The Art of Seduction: Is the loss of intimacy killing sexuality?

“Grow five thousand roses in one garden yet they don't find what they're looking for.” The Little Prince of Saint Exupéry

We live in a homo psychologicus society, where people are self captivated and losing the ability to conduct social interaction outside of the self and outside the scene of social media, they experience life and human relationships through avatars they create on a digital platforms.

More and more, we tend to inwardness and lose touch with the sense of the community, the importance of relating and supporting one another in order to experience oneself with and through the joy of human relationships. But most of all we are losing our ability to play, not with our phones but with one another. Preferring the seriousness of work and productivity, feeding our thirsty narcissistic minds with self representation of the life that we are not really part of anymore.

We also have this new habit punishing ourselves constantly for not reaching the standards that the media, public market and commercials are implying we should reach. We are busier taking pictures to nourish our Instagram feeds instead of feeding our souls with the nourishment  She needs. We end up becoming the witness of our own sequential life experiences, but missing out on life itself.

Life is not supposed to be only a visual experience. By nature, on a daily basis, we can engage in hundreds of multisensory experiences but instead we are stuck in an image focused era that narrows our ability to feel with our senses. We have become self obsessed with people following and liking us instead of direct human embodied experience in real life.

We now prefer to hide behind images of our deep internal fear of intimacy. And this preference takes us far away from the possibility of holding sacred spaces where vulnerability and a level of trust is needed to open up space for deep intimacy with ourselves and others.

The end of intimacy is also killing sexuality emphasizes the professor of philosophy Byung Chul Han in his book The disappearance of Rituals. The over exposure of genitals and the mechanical act of copulation that comes with porn are preferred to the grace and beauty of seduction. Seduction is ritualistic by nature, there is a duel a subtle and healthy power game played between the people involved. It could be compared to a theater play, the dance of bodies smelling, backing off and coming forward. The dialogue that initiates a romance inviting the mystery of not yet knowing and stimulating the imagination before genitalia.

Today genitals have become personified and used as instant gratifictation tools. We even sell fake genitals as human sized dolls that also speak for self pleasuring purposes, not that there is anything wrong with these kind of sexual practices but in a way it also shows how disconnected we have become from one another, our bodies, sexuality and ultimately intimacy.

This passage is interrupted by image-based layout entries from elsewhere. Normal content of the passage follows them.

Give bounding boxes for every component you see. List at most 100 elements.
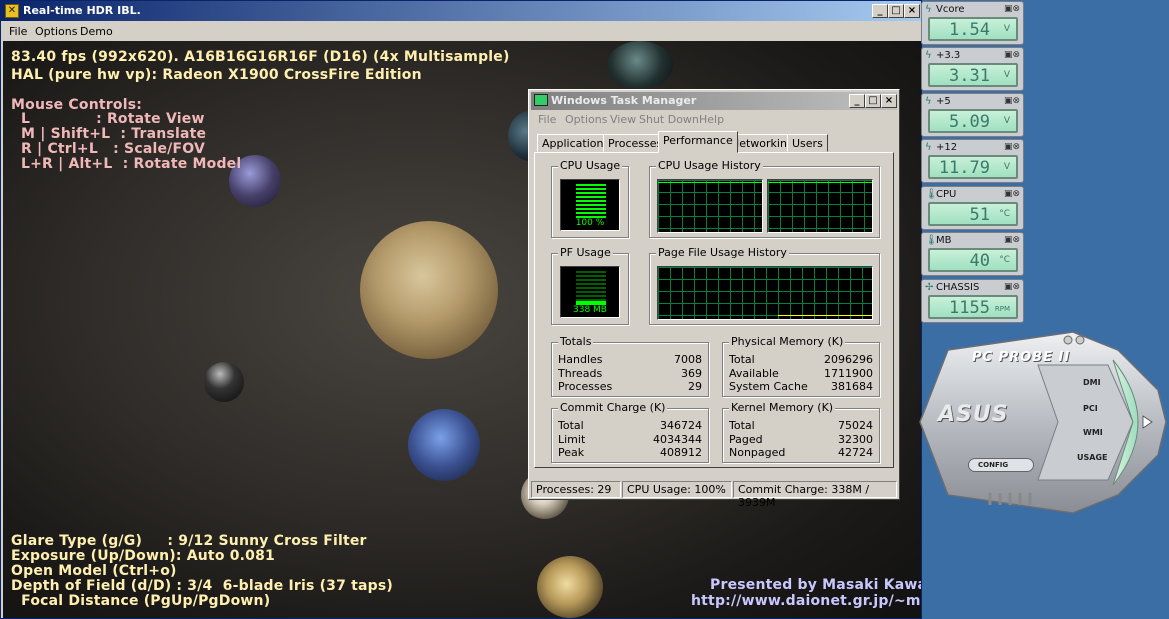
tab-performance[interactable]: Performance — [658, 131, 738, 153]
osd-device: HAL (pure hw vp): Radeon X1900 CrossFire… — [11, 67, 422, 83]
osd-glare: Glare Type (g/G) : 9/12 Sunny Cross Filt… — [11, 533, 367, 549]
osd-open-model: Open Model (Ctrl+o) — [11, 563, 177, 579]
sensor-value: 40 — [969, 251, 990, 271]
sensor-mb-temp[interactable]: 🌡 MB ▣⊗ 40 °C — [921, 232, 1024, 276]
tm-maximize-button[interactable]: □ — [865, 94, 881, 108]
sensor-controls-icon[interactable]: ▣⊗ — [1004, 142, 1020, 152]
task-manager-menu-bar: File Options View Shut Down Help — [531, 110, 897, 128]
physical-memory-label: Physical Memory (K) — [729, 335, 846, 348]
physical-row: Available 1711900 — [729, 367, 873, 380]
sensor-value: 1.54 — [949, 20, 990, 40]
pf-history-graph — [657, 266, 873, 320]
kernel-memory-label: Kernel Memory (K) — [729, 401, 836, 414]
sensor-unit: V — [1003, 162, 1010, 172]
osd-exposure: Exposure (Up/Down): Auto 0.081 — [11, 548, 275, 564]
performance-panel: CPU Usage 100 % CPU Usage History PF Usa… — [534, 152, 894, 468]
sensor-lcd: 5.09 V — [928, 109, 1018, 133]
task-manager-title: Windows Task Manager — [551, 94, 697, 107]
commit-row: Total 346724 — [558, 419, 702, 432]
sphere-dark — [204, 362, 244, 402]
voltage-icon: ϟ — [925, 96, 932, 107]
sensor-name: CHASSIS — [936, 282, 980, 293]
menu-bar: File Options Demo — [1, 21, 921, 41]
config-button[interactable]: CONFIG — [968, 458, 1034, 472]
tm-menu-shutdown[interactable]: Shut Down — [639, 113, 699, 126]
sensor-cpu-temp[interactable]: 🌡 CPU ▣⊗ 51 °C — [921, 186, 1024, 230]
pci-button[interactable]: PCI — [1083, 404, 1098, 413]
sensor-controls-icon[interactable]: ▣⊗ — [1004, 96, 1020, 106]
sensor-vcore[interactable]: ϟ Vcore ▣⊗ 1.54 V — [921, 1, 1024, 45]
sensor-unit: V — [1003, 70, 1010, 80]
tab-users[interactable]: Users — [787, 134, 828, 152]
menu-options[interactable]: Options — [35, 25, 77, 38]
kernel-memory-group: Kernel Memory (K) Total 75024 Paged 32300 … — [722, 401, 880, 463]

Do not get me wrong, there is also nothing wrong with watching porn and buying dildos. But we shall not forget that, to be whole and healthy, sexuality shall be experienced with a wider range of experiences on the pleasure spectrum and not narrowed to a certain representation of sexuality that the industry of porn is imposing on us. And in this sense pornography is overpowering the art of seduction and human intimacy that is quite different from sexuality as we commonly understand it.